Nurses and allied health professionals are ideally placed to identify older adults living with frailty in their area of practice, using validated screening assessment tools to direct individuals and their families/carers to supportive services and interventions.


  • British Geriatrics Society (2014) Fit For Frailty Part 1 Consensus Best Practice Guidance for the Care of Older People Living in Community and Outpatient Settings.
  • Clegg A, Young J, Iliffe S et al (2013) Frailty in elderly people. Lancet. 381, 9868, 752-762.

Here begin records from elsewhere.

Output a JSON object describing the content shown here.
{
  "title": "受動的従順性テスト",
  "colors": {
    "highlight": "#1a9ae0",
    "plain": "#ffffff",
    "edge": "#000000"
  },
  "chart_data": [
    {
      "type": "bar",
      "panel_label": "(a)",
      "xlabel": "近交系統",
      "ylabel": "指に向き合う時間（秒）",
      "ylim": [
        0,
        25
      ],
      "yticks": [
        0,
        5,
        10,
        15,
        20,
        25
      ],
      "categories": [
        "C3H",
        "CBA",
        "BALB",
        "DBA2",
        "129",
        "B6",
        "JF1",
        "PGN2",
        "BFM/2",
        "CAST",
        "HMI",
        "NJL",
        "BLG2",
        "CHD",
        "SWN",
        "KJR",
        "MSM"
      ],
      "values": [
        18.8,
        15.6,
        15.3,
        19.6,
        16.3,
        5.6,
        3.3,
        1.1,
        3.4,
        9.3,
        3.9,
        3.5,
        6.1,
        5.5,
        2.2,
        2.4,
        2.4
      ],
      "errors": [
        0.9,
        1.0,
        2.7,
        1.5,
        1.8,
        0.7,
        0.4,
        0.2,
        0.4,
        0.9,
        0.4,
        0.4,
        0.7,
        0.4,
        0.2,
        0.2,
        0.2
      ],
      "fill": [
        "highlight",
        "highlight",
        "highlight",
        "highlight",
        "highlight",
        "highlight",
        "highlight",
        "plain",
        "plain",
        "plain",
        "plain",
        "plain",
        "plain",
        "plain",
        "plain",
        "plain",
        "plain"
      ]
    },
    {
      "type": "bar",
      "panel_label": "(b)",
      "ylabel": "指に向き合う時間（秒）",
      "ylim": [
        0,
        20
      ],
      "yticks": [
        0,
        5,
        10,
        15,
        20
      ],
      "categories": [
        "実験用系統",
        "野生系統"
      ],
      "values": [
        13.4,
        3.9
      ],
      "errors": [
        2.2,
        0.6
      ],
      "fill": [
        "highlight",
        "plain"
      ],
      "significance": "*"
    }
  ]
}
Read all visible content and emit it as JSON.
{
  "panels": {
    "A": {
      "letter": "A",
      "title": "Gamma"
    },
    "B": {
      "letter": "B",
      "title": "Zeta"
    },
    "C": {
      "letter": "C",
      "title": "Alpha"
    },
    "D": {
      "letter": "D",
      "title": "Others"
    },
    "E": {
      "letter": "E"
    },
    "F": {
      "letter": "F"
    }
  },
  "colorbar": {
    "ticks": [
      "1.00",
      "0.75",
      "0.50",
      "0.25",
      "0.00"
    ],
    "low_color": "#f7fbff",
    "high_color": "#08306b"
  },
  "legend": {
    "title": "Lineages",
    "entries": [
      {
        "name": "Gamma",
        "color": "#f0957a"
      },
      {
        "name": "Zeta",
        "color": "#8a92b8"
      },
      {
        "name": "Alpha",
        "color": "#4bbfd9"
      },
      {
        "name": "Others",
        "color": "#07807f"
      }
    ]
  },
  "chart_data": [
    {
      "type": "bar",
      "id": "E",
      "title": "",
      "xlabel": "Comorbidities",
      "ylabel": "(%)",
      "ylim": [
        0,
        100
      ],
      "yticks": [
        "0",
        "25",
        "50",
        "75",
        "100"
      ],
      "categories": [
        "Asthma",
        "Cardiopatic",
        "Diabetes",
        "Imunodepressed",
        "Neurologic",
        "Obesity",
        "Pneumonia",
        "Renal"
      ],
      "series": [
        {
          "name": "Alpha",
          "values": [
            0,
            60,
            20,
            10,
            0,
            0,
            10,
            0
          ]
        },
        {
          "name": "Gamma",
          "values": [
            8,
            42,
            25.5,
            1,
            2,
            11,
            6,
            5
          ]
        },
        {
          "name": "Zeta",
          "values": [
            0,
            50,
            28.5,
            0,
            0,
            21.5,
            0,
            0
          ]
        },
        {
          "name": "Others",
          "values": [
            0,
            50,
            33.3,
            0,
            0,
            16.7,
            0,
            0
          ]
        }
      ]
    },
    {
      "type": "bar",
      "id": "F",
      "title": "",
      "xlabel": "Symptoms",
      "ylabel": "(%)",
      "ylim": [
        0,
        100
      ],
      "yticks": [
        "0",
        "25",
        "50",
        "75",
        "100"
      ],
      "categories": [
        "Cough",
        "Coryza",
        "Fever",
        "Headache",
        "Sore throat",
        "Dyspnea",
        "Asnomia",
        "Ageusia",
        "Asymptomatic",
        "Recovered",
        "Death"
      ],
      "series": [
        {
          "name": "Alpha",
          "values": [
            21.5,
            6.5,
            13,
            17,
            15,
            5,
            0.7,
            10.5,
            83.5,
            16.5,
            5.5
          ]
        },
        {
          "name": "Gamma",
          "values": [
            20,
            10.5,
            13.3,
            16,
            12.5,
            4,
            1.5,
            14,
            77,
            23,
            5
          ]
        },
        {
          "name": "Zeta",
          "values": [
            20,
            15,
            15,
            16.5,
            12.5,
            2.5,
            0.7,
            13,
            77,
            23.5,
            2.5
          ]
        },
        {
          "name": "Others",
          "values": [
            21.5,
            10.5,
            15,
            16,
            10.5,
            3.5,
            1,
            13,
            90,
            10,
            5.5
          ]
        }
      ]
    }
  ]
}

  • Fried LP, Tangen CM, Walston J et al (2001) Frailty in older adults: evidence for a phenotype. The Journals of Gerontology. Series A, Biological Sciences and Medical Sciences. 56, 3, M146-156.
  • Harrison J, Clegg A, Conroy S et al (2015) Managing frailty as a long-term condition. Age and Ageing. 44, 5, 732-735.
  • National Institute for Health and Care Excellence (2016) Multi-morbidity: Clinical Assessment and Management. NICE guideline 56. NICE, London.
  • Studenski S, Perera S, Patel K et al (2011) Gait speed and survival in older adults. JAMA. 350, 1, 50-58.